И, скосив глаза, задрожал подбородком.
Листовка
Всегда сосредоточенный, немного хмурый Богораз принес присланный из типографии влажный, пухлый как блин, оттиск листовки. Серая оберточная бумага – унылая, с какими-то подтеками, пежинами, марашками.
– Вот. Прочти и подпиши. К завтраму обещают отпечатать, договорено с директором типографии.
– Давай, давай…
Алякринский впился в бумагу. Тусклая печать, буквы слепые, скучные. А текст? Ну-ка, ну-ка…
«Товарищи крестьяне! С получением сего предлагаем немедленно и безоговорочно…
– Послушай, это что такое?
– Как что? Листовка. Над Комарихой сбрасывать будем с самолета. Ты ж сам предложил…
– Да, но это черт знает что! «С получением сего… во исполнение»… К чертям собачьим такую листовку! Разве ж можно такую сухотку, такую казенщину! Кто сочинял?
– Да из газеты один…
– Вот дубина! Садись, сами сочинять будем.
Часа два бились, сочиняли.
– Душевно, бык тебя забодай! – похвалил Богораз. – Ишь, какой ты, оказывается, сочинитель…
– Ну! Еще бы… Нужда научит сапоги тачать. Скажи, чтоб на разноцветных листках печатали – красные, синие, желтые…
– Это еще зачем?
– Для красоты. Представляешь, как они весело посыпятся над Комарихой?!
«Пташка-канарейка»
И еще не раз звенели тоненькие колокольчики на морозном мраморе камина. И кланялся кавалер и приседала дама. И лишь в половине девятого Алякринский собрался идти домой.

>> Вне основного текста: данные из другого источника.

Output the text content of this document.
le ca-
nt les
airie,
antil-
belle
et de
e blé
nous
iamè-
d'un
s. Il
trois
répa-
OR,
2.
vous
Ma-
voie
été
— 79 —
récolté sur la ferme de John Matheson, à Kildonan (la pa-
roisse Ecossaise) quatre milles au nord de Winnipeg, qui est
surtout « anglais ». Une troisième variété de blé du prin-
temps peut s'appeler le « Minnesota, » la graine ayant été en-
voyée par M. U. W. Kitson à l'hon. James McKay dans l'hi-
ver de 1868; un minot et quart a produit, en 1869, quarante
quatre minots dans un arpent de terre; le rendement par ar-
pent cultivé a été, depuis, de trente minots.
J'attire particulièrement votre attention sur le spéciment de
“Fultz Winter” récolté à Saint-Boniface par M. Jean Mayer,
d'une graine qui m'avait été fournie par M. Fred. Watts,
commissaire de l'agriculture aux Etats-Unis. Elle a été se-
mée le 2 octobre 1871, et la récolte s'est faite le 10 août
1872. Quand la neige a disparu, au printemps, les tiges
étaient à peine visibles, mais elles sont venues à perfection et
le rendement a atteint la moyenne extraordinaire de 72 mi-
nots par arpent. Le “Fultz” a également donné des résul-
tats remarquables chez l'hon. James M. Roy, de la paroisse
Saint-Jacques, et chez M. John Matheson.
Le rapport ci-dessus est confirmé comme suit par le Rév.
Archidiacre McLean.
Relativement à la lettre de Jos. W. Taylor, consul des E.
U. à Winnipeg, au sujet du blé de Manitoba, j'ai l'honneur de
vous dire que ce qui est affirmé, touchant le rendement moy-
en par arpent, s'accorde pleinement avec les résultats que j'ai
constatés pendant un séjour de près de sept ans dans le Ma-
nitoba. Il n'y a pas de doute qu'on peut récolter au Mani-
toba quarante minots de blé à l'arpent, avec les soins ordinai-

Тщательно прибрал на столе (ни одной бумажки чтоб не валялось: которые – в ящик, которые – под чугунный пресс, чтоб ручка и карандаши – в медную вазочку, чернильницы – накрыты колпачками, пепельница очищена от окурков), опробовал замки сейфа и шкафов, оделся.
И тут неожиданно – удивительно, как это бывает! – вспомнилась Муся.
Ее лукаво скошенный серый глазок. Ее милая картавинка. Ее походка. Даже ее запах, духи – свежий весенний ландыш. Крохотный уютный мирок чистоты, благоухания, какой-то нетрудной, простенькой музыки, звучащей, зовущей издалека…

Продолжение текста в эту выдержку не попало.